In 1992, Wolfe came to New Mexico first as a visiting professor and then as chair of the Robert Hartung Dramatic Writing Program. Every year after he joined the faculty, the writing program presented a public festival or series of performances of original writing. For several years, a wildly popular festival of original short pieces called “Dionysus in the Round” engaged more than 100 students as writers, performers, directors or technical crew. Later his students performed all over Albuquerque on the back of a flat bed truck, “Pandora’s Truck,” and created pilot radio and television shows for KUNM and KNME (“Route 66: The Mother of All Roads s Fences”).

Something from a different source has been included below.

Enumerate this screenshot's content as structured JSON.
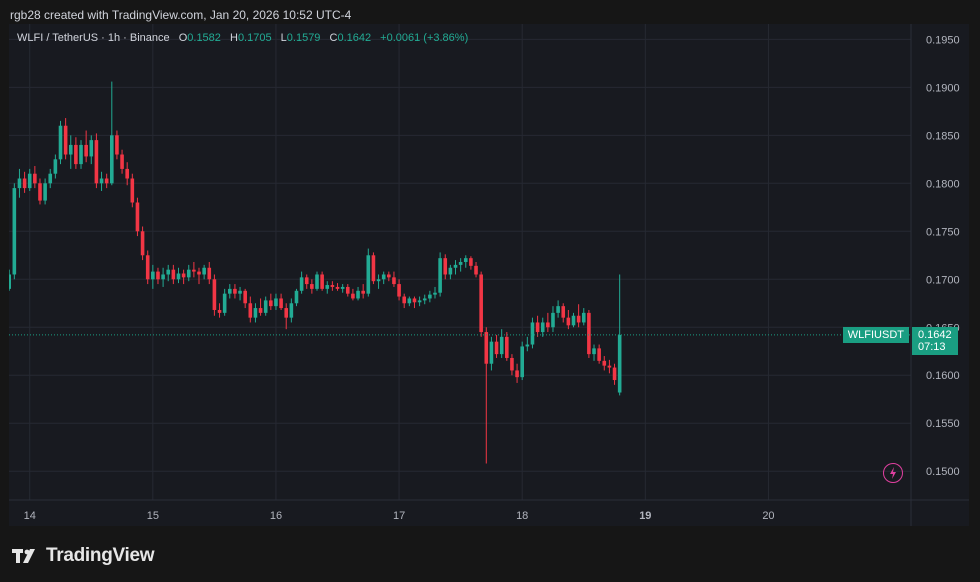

“He was a creative burr under the saddle of the department who produced an astonishing amount of work in the short time he was there,” Linnell said. “He presented an uncompromising model that writing, speaking your voice through a work risked before the public eye is the only thing that matters.”
Linnell describes Wolfe’s impact on a generation of writers at UNM:
“Digby was as at home talking about writing to an elementary school classroom as he was with professional artists. He was a man of extraordinary depths and a bottomless curiosity for what the next person will say or write, no matter their age. A common sight would be Digby’s office full of writers working on a project he had set them. The place was alive with the sound of creative brainstorming, infectious, fearless, and unstoppable, and a great deal of laughter. It was the sound of Digby Wolfe at work.”
A memorial service is set for Sunday, June 10 in the UNM Experimental Theatre, 2–4 p.m. Call (505) 277‑2112.